Arrowby’s life is a careful collection of careless actions. Each thought, movement, and word is constructed just so, as to seem perfectly imperfect. Take, for example, his eating habits, which he so kindly extensively details. He enjoys eating in a picnic style, rather than meals that take all day to prepare. Arrowby details this shift from the expensive dining habits of his past to his newfound appreciation of simplicity: 

“When I was a young director I was idiotic and conventional enough to think that I had to entertain people at well-known restaurants. It gradually became clear to me that guzzling large amounts of expensive, pretentious, often mediocre food in public places was not only immoral, unhealthy, and unaesthetic, but unpleasurable.” 

Arrowby explains that good food is found in simple meals enjoyed in solitude. He believes that food is “... spoilt at dinner parties by enforced conversation. Thus, he takes to preparing food, rather than cooking it, and enjoys it alone with little distraction. Arrowby emphasizes that this simple, easy manner of cooking is the best way to enjoy the food in its truest form. He informs the reader of this in the manner of a priest bestowing a sermon; he seems to believe that he has truly found something revolutionary here. 

It is important to note that Arrowby’s ‘simple’ lunches are always multiple courses filled with ingredients such as olive oil that he imports from London and local cheeses as he would not dare touch a “foreign cheese”. This particular meal I am referencing takes fifteen lines to be explained. 

Arrowby’s attempts at casual, plain living exemplify his desperate need to be viewed as cool. I am reminded of Ian McEwan’s character Cecilia in Atonement, who spends a significant amount of time arranging wildflowers so that they seem to have been plucked and oh so effortlessly thrown in the vase by her. 

The Sea, The Sea has enraptured me already. Murdoch’s writing is thick and rich. As a reader, you are required to chew through each page slowly, savoring each flavourful detail.

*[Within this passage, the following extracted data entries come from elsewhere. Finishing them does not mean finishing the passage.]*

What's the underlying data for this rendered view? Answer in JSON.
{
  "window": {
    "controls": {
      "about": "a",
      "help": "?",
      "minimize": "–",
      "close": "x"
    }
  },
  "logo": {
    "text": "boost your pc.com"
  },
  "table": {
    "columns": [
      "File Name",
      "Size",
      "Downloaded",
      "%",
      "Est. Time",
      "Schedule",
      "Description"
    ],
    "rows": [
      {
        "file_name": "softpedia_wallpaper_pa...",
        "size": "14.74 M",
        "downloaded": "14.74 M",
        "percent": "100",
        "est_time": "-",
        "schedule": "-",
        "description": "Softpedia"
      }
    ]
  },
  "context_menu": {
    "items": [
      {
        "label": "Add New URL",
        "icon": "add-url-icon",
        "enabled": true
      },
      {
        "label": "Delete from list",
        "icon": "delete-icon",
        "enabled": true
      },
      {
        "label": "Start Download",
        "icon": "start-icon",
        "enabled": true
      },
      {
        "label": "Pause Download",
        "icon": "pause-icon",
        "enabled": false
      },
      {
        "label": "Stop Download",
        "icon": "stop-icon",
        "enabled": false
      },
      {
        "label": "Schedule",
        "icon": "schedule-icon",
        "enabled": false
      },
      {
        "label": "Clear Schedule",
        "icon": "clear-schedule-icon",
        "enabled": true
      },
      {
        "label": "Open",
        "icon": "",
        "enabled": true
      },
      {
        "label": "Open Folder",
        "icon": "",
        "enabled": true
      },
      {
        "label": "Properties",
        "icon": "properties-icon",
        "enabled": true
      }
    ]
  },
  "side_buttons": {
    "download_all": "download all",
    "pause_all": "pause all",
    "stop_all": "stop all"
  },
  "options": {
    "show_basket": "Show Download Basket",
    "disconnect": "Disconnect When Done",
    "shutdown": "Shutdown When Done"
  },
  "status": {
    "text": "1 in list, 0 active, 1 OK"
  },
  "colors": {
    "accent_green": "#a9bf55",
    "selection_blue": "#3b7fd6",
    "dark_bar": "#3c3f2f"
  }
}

Her descriptions of the ocean are well developed, so much so that she has turned it into a character of its own. Murdoch’s highest accomplishment, however, is that she has persuaded me to care about Arrowby’s character. He should be completely intolerable, yet there is something darkly humorous about his plight that he becomes endearing. I am genuinely concerned to see if he will build stairs next to his cliff so that he can exit the sea more safely! 

I cannot wait to see what happens next in The Sea, The Sea. Whatever it is, I sincerely hope it doesn’t include any more descriptions of Arrowby’s obsession with anchovy butter. Once is enough Murdoch.